Closing the tiny book with an appreciative sigh, we set out to find out more about the Little Leather Library. We found that the Library was Albert Boni’s idea; he left to found the Modern Library, with the same general mission. His partners, Harry Scherman and Maxwell Sackheim, kept the Little Library going for a dozen years but ultimately closed it down to start the Book-of-the-Month Club. Between 1914 and 1923, perhaps 40 million Little Leather Library books were manufactured. First they were sold at Woolworths’ “five-and-dime” stores, then through mail order in sets; sometimes they found their way into cereal boxes as premiums. In a standard format, at a very inexpensive price ($3 for 30), readers could get not only Yeats but George Bernard Shaw, Alfred Lord Tennyson, Samuel Taylor Coleridge, and of course Dante and Shakespeare. For literally pennies, great literature was made available to ordinary readers.

Today, you can still find tiny books on the wall racks as you approach the counters at chain bookstores, offering whatever the gods of commerce deem appealing: diet tips, astrology hints, humor. A far cry from Dante and Shakespeare, George Bernard Shaw and Alfred Lord Tennyson, all of whom the Little Leather Library offered its readers.

The project had some flaws that are obvious from the 21st century viewpoint.

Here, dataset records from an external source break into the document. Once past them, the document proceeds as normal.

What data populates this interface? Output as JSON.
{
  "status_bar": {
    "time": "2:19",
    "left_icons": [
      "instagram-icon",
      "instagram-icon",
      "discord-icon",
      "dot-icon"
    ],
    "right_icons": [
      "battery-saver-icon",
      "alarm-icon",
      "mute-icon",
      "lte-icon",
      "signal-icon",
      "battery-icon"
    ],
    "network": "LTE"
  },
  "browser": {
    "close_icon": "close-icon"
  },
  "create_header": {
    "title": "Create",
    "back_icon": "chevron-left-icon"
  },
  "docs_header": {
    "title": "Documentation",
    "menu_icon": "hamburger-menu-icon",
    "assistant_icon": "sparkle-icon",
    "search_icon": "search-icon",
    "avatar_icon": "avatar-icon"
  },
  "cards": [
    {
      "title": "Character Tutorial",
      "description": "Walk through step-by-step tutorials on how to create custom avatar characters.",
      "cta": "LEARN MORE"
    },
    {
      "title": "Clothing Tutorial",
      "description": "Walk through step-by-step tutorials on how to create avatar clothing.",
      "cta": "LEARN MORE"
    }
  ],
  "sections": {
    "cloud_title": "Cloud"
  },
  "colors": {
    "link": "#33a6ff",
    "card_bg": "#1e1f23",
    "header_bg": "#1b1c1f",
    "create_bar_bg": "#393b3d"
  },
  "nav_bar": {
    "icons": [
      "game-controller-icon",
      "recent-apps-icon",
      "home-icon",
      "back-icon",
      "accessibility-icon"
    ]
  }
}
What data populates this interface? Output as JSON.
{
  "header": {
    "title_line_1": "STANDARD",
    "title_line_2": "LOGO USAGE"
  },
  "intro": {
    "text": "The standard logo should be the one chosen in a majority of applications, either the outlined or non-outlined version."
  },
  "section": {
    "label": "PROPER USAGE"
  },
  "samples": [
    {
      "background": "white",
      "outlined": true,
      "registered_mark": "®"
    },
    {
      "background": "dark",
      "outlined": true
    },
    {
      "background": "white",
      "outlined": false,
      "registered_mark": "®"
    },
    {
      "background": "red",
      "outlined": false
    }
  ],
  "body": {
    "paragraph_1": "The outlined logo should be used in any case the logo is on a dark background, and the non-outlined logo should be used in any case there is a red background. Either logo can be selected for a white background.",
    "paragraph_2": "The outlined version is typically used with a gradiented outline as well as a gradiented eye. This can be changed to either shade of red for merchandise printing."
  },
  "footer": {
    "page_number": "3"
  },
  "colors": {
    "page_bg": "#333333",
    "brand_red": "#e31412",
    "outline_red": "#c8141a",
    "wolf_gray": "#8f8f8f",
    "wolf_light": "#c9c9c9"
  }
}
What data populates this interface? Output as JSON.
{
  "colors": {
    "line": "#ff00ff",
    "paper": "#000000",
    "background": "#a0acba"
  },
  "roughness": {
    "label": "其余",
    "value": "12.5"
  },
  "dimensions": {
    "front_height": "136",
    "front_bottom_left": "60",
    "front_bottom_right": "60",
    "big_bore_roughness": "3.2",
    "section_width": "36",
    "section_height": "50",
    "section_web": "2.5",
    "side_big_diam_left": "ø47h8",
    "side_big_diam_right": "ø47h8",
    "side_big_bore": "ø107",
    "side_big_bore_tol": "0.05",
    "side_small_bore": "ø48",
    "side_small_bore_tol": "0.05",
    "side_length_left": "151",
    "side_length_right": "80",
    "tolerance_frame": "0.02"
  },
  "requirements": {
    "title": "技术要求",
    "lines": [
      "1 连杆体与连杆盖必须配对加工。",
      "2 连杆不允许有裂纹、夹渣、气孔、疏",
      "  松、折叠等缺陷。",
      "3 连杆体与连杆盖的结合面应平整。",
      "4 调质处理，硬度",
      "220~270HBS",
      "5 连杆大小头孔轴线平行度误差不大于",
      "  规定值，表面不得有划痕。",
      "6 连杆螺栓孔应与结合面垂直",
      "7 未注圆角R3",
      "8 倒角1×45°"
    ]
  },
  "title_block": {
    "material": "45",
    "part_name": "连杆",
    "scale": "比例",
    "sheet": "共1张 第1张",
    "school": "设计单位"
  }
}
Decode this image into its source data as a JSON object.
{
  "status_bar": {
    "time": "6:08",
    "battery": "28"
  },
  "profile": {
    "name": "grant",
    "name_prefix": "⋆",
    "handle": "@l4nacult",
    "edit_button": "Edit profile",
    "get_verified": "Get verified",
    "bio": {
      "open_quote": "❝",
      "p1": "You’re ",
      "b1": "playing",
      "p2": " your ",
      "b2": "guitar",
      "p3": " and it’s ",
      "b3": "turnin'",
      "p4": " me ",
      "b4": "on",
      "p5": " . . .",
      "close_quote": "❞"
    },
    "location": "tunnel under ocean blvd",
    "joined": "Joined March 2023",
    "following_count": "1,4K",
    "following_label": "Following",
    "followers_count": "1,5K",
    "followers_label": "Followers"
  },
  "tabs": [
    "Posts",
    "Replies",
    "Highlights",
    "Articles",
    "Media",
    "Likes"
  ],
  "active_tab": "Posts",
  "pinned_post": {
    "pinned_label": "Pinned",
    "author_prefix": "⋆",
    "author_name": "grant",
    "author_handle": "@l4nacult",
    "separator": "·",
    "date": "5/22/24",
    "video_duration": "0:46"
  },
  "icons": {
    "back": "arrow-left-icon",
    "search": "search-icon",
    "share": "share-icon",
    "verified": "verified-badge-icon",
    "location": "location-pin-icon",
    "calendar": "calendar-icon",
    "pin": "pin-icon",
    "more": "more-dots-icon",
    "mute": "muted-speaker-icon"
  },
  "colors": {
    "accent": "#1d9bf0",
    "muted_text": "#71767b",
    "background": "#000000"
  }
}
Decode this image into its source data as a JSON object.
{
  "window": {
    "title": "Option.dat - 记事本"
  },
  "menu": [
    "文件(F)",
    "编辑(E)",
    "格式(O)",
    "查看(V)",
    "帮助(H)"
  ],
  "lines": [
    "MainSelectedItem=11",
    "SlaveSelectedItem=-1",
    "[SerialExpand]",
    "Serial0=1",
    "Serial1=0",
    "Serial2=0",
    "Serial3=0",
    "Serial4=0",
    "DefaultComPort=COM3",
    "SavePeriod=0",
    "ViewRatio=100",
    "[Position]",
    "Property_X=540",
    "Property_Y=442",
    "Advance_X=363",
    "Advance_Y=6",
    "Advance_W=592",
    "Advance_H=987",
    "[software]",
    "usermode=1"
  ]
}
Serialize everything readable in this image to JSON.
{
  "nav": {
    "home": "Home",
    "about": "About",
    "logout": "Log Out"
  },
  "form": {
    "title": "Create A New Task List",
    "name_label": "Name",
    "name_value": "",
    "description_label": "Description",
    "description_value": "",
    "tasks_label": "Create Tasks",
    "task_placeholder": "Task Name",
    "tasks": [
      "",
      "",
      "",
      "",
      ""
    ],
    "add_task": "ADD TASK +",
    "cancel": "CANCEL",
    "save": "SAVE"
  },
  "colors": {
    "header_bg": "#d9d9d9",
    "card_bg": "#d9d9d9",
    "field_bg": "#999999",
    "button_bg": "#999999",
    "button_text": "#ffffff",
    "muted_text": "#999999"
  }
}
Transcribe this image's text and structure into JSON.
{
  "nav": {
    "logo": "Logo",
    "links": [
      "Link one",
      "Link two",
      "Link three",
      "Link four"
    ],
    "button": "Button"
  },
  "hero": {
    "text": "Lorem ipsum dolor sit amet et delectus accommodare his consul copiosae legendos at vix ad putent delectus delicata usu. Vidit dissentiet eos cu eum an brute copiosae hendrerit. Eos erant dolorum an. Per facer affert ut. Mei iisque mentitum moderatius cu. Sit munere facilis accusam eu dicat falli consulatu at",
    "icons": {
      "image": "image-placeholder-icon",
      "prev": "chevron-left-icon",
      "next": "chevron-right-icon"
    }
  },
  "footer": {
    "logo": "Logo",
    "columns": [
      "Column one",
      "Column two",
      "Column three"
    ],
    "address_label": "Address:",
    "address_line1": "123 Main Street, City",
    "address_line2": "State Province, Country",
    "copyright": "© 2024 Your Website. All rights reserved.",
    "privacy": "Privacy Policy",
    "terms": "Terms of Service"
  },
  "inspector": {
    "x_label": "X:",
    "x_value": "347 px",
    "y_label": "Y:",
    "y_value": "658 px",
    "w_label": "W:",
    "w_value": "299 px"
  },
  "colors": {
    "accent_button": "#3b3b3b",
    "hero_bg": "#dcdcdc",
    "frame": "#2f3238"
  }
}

The literature was entirely by DWEMs (Dead White European Men). A couple of the authors were still breathing, but dead was more typical, because the publishers could avoid paying royalties by using what was in the public domain. The white, European, and male parts were important, too, because at the time the literature of that ethnic and gender grouping was considered to be universally true and appealing.

That (albeit large) problem notwithstanding, the Little Leather Library inspired us. Why should publishers assume that readers or listeners will not find inspiring literature appealing? Why not package such work as cheaply as possible, so that anyone can have access?

Today, the internet offers the possibility of sharing literature widely at little cost; at Black Earth Institute, we are working on projects to do just that. But we must take seriously the challenges that we face today; simply promoting “good work” is not enough. The literature (and, eventually, other arts) needs to be of the sort that the German poet Ranier Maria Rilke wrote about when he described the magnificent “archaic bust of Apollo” that brings to us, as a message from its beauty, “you must change your life.”

The clerk who found the small collection of Little Leather Library books is a typical American. She would be surprised, I suspect, to learn that polar bears are dying of starvation as they try to swim between increasingly distant ice floes; she would probably be surprised to learn that her (and our) consumption habits are to blame. Poets and other artists can help her make the connection. But where and how is she to hear their words? Through a podcast? In a musical setting? In some new version of the Little Library? We’re looking for answers to that question.